Qu’est-ce que le Corps mystique du Christ ?Garrigou-Lagrange

L’Église corps mystique du Christ

Multi unum corpus sumus in Christo, singuli autem alter allerius membra. (Rom., XII, 5)

L’Église fondée par Notre-Seigneur est une société extérieure, visible, hiérarchique, dans laquelle l’autorité suprême appartient au successeur de Pierre, société qui a pour mission de conserver et de répandre la doctrine évangélique et de sanctifier les fidèles par l’administration des Sacrements, l’oblation du Saint Sacrifice, et la direction des âmes. — Les protestants, qui ne veulent pas admettre la hiérarchie visible de l’Église, méconnaissent les paroles de Jésus : « Tu es Pierre, et sur cette pierre je bâtirai mon Église, et les portes de l’enfer ne prévaudront pas contre elle »(1). « J’ai prié pour toi, pour que ta foi ne défaille pas, et pour que, une fois converti, tu affermisses tes frères »(2). Après la Résurrection il fut aussi dit à Pierre : « Pais mes agneaux. Pais mes brebis »(3).
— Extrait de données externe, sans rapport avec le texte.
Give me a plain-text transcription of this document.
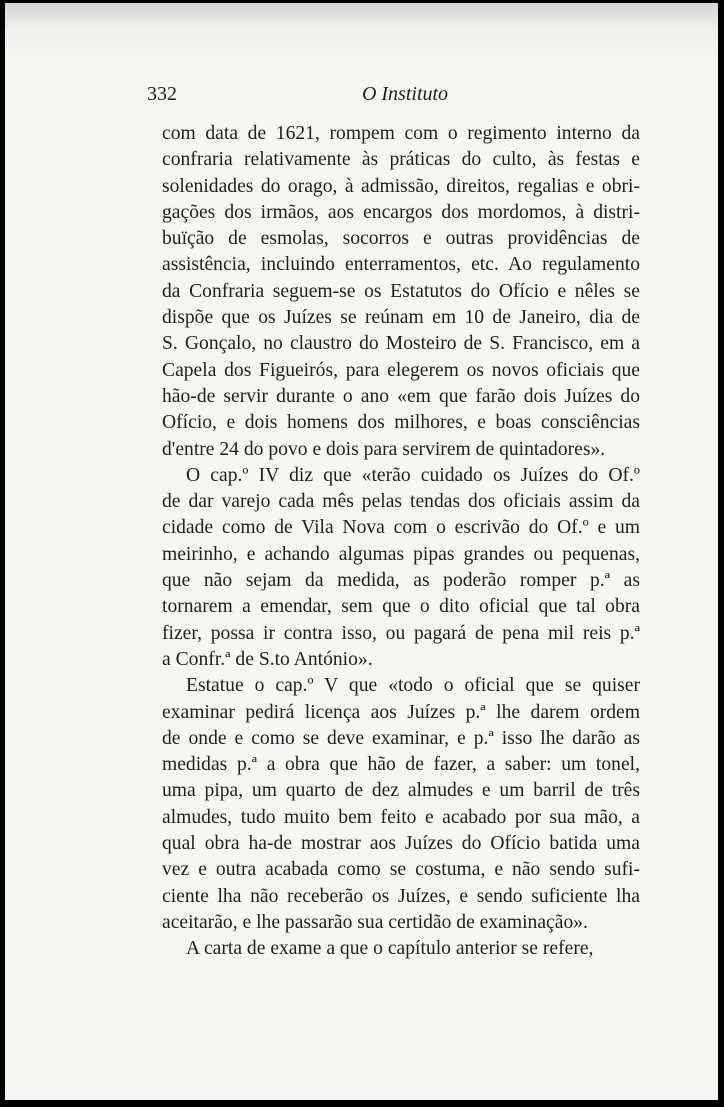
332	O Instituto

com data de 1621, rompem com o regimento interno da
confraria relativamente às práticas do culto, às festas e
solenidades do orago, à admissão, direitos, regalias e obri-
gações dos irmãos, aos encargos dos mordomos, à distri-
buïção de esmolas, socorros e outras providências de
assistência, incluindo enterramentos, etc. Ao regulamento
da Confraria seguem-se os Estatutos do Ofício e nêles se
dispõe que os Juízes se reúnam em 10 de Janeiro, dia de
S. Gonçalo, no claustro do Mosteiro de S. Francisco, em a
Capela dos Figueirós, para elegerem os novos oficiais que
hão-de servir durante o ano «em que farão dois Juízes do
Ofício, e dois homens dos milhores, e boas consciências
d'entre 24 do povo e dois para servirem de quintadores».

O cap.º IV diz que «terão cuidado os Juízes do Of.º
de dar varejo cada mês pelas tendas dos oficiais assim da
cidade como de Vila Nova com o escrivão do Of.º e um
meirinho, e achando algumas pipas grandes ou pequenas,
que não sejam da medida, as poderão romper p.ª as
tornarem a emendar, sem que o dito oficial que tal obra
fizer, possa ir contra isso, ou pagará de pena mil reis p.ª
a Confr.ª de S.to António».

Estatue o cap.º V que «todo o oficial que se quiser
examinar pedirá licença aos Juízes p.ª lhe darem ordem
de onde e como se deve examinar, e p.ª isso lhe darão as
medidas p.ª a obra que hão de fazer, a saber: um tonel,
uma pipa, um quarto de dez almudes e um barril de três
almudes, tudo muito bem feito e acabado por sua mão, a
qual obra ha-de mostrar aos Juízes do Ofício batida uma
vez e outra acabada como se costuma, e não sendo sufi-
ciente lha não receberão os Juízes, e sendo suficiente lha
aceitarão, e lhe passarão sua certidão de examinação».

A carta de exame a que o capítulo anterior se refere,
Pierre a été ainsi constitué Pasteur suprême, Vicaire de Jésus-Christ, et ces paroles divines ont été dites pour lui et pour ses successeurs jusqu’à la fin des temps : « portae inferi non praevalebunt ».

Mais l’Église, tout en étant visible par son côté extérieur, est une société spirituelle essentiellement ordonnée à la vie de l’éternité ; comme dit saint Paul, elle est un corps mystique, dont les membres sont unis par la vie surnaturelle au Saint-Esprit, qui est l’âme de ce corps, au Christ, qui en est la tête, en communion avec les âmes du purgatoire et les saints du ciel. C’est là une doctrine des plus fondamentales et des plus sublimes de notre sainte religion. Essayons de la rendre saisissable, et voyons : 1° Ce qu’est le corps mystique du Christ ; 2° Comment se fait l’incorporation des fidèles au Christ et quel est le rapport des membres à la tête ; 3° Qu’est ce que la Communion des Saints, ou quel est le rapport des membres entre eux.
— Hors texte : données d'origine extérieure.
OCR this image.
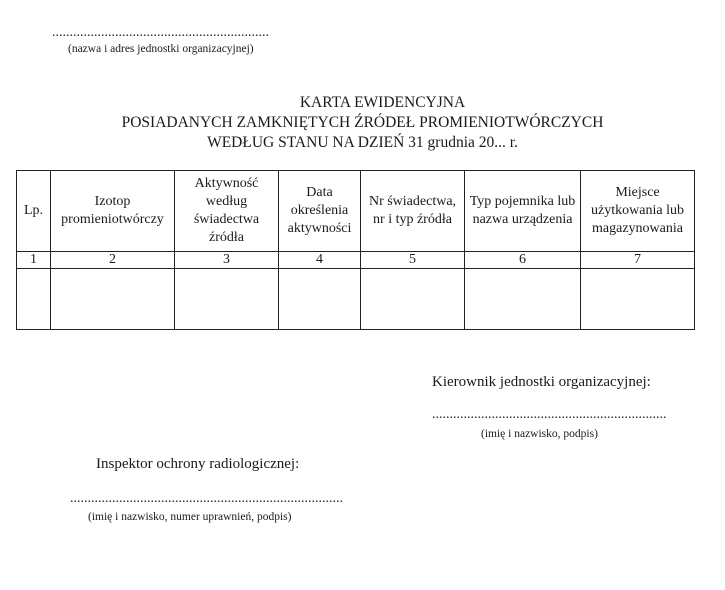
..............................................................
(nazwa i adres jednostki organizacyjnej)
KARTA EWIDENCYJNA
POSIADANYCH ZAMKNIĘTYCH ŹRÓDEŁ PROMIENIOTWÓRCZYCH
WEDŁUG STANU NA DZIEŃ 31 grudnia 20... r.
Lp.	Izotop promieniotwórczy	Aktywność według świadectwa źródła	Data określenia aktywności	Nr świadectwa, nr i typ źródła	Typ pojemnika lub nazwa urządzenia	Miejsce użytkowania lub magazynowania
1	2	3	4	5	6	7

Kierownik jednostki organizacyjnej:
...................................................................
(imię i nazwisko, podpis)
Inspektor ochrony radiologicznej:
..............................................................................
(imię i nazwisko, numer uprawnień, podpis)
Cette expression, si souvent employée par saint Paul, montre la ressemblance de l’Église avec notre corps physique, ou avec un corps moral, comme une famille ou une patrie.
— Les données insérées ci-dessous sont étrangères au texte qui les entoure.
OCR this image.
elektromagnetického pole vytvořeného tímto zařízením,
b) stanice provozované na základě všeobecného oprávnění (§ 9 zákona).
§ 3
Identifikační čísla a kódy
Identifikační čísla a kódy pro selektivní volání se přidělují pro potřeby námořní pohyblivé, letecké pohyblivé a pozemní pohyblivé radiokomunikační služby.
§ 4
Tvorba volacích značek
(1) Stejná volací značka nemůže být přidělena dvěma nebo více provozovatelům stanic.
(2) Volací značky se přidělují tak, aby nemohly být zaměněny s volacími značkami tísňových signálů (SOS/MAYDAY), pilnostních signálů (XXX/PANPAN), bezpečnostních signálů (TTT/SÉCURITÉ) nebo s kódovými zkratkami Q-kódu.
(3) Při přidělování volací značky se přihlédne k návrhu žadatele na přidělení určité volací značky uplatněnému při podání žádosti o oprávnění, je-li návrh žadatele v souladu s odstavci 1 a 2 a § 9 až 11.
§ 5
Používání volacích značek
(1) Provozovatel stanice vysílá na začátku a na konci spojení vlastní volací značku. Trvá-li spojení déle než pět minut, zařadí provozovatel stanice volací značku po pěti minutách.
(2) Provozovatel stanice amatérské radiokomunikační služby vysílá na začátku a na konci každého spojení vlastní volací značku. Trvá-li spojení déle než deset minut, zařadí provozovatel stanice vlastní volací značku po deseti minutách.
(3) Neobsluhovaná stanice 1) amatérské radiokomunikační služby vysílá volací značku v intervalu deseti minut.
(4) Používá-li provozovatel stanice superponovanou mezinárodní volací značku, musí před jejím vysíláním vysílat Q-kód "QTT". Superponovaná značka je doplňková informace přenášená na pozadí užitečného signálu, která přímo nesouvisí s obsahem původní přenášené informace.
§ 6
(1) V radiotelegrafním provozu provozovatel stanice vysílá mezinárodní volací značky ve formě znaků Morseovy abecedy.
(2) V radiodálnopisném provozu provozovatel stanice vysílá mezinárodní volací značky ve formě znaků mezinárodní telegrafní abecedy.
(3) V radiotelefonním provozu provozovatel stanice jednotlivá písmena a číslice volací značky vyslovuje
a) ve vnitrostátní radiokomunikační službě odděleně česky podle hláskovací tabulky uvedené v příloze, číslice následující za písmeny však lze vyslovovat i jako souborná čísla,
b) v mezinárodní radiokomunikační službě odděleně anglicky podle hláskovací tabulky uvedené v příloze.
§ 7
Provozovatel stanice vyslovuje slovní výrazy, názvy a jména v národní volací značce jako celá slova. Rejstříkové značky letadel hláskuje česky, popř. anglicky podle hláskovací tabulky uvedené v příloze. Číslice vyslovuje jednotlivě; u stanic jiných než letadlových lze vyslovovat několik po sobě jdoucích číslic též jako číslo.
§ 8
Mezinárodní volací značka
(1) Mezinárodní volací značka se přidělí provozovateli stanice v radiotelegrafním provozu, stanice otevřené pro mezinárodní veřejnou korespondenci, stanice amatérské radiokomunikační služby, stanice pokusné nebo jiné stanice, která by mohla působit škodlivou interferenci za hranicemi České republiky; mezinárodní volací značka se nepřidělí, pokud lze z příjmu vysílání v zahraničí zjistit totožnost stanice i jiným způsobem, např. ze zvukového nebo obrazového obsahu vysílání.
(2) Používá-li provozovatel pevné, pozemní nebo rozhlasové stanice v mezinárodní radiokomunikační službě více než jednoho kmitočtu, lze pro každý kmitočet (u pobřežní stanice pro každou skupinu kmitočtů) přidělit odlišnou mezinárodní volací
Notre corps physique est un assemblage d’organes et de membres qu’anime un même principe, l’âme, dont les plus hautes fonctions s’exercent dans la tête, qui voit, entend, dirige les membres et transmet l’influx nerveux à tout l’organisme. Les organes ne forment réellement un corps, que parce qu’ils sont vivifiés par la même âme et réunis vitalement à la tête. Lorsque, avec la vieillesse, l’organisme s’use, on remplace en lui ce qui est détérioré par des instruments artificiels, qui ne font point partie du corps de l’homme, car ils n’en reçoivent pas l’influx vital.

Dans un corps moral, comme une famille ou une patrie, il y a aussi des membres, animés d’un même esprit de famille ou d’un même esprit national et groupés sous la direction d’un chef ou d’une tête. Dans une famille, le père, la mère, les enfants, forment un ensemble dont toutes les parties sont unies par les liens du sang, de l’affection, de l’intérêt commun, de l’honneur, des ancêtres, du nom, de la ressemblance. Ces liens sont en même temps des principes vitaux, qui animent tout. La famille forme vraiment un corps moral dans lequel on vit d’affection, de dévouement, de souvenirs, de tout ce qui unit. — Il doit en être de même dans la patrie, dont nous sommes les débiteurs selon son excellence et les bienfaits de toutes sortes que nous avons reçus d’elle. « Après Dieu, dit saint Thomas, c’est à nos parents et à la patrie que nous devons le plus » (IIa IIae, q. 107, a. 1). Le vrai patriotisme est la vertu morale de piété filiale, qui, sous la lumière de la foi surnaturelle et de la prudence chrétienne, est, comme chez un saint Louis, chez une sainte Jeanne d’Arc, une vertu infuse, parfaitement subordonnée à l’amour de Dieu et de tous les hommes en lui.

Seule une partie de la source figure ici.